You can think of this column as a direction in the model’s representation space. When the model processes dog-related content, the residual stream activation has a component pointing along this direction. The SAE encoder detects this and produces a high activation at position 476. The decoder then reconstructs that component by adding (activation $\times$ direction) back to the output.

The magnitude of the activation tells you “how much” of that concept is present in the current representation. A strong activation on the dog feature might indicate the token is explicitly about dogs; a weak activation might indicate a more tangential connection.

From Activation to Intervention

This directional interpretation is what makes SAE features useful for causal analysis. If feature 476 truly represents “dog-ness,” then artificially increasing its activation should push the model’s internal state further in the dog direction—potentially steering downstream behavior toward dog-related outputs.
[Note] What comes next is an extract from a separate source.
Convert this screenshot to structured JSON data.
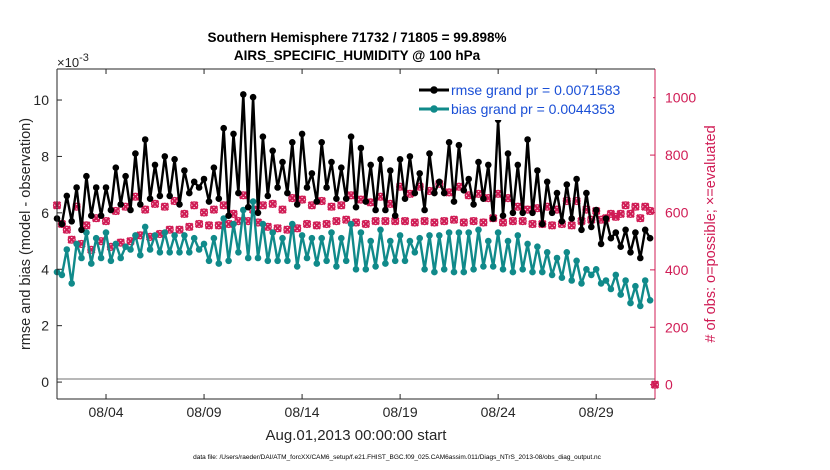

Conversely, zeroing out the activation should remove that component from the representation.

SAE Limitations

SAEs assume features are linear directions in activation space—that you can cleanly add or subtract “dog-ness” or “translation-ness” as a single vector. This may not always hold. Some concepts might be represented nonlinearly in ways a linear decoder can’t capture. SAE features are also learned approximations, not ground truth. The decomposition depends on training data, sparsity penalty, expansion factor, and other hyperparameters. Different settings yield different feature dictionaries, and you lose information to reconstruction error.

More fundamentally, SAEs give you a snapshot of one layer at one token position. They don’t capture how information flows across layers or how features compose over the forward pass. If you want to understand circuits—where early features feed into later ones to produce complex behavior—SAEs alone won’t get you there. They tell you what features are present; understanding how those features interact requires additional machinery.


References

  1. Elhage, N., et al. A Mathematical Framework for Transformer Circuits. Anthropic, 2021.
  2. Mu, J. and Andreas, J. Compositional Explanations of Neurons. NeurIPS, 2020.
  3. Elhage, N., et al. Toy Models of Superposition. Anthropic, 2022.
  4. Cunningham, H., et al. Sparse Autoencoders Find Highly Interpretable Features in Language Models. ICLR, 2024.
  5. Xu, Z., et al. A Survey on Sparse Autoencoders: Interpreting the Internal Mechanisms of Large Language Models. arXiv, 2025.
  6. Lieberum, T., et al. Gemma Scope. Google DeepMind, 2024.
  7. He, Z., et al. Llama Scope. OpenMOSS, 2024.
  8. Jansen, L. Superposition is not “just” neuron polysemanticity. Alignment Forum, 2024.
  9. Wu, Z., et al. Finding the Translation Switch: Discovering and Exploiting the Task-Initiation Features in LLMs. AAAI, 2026.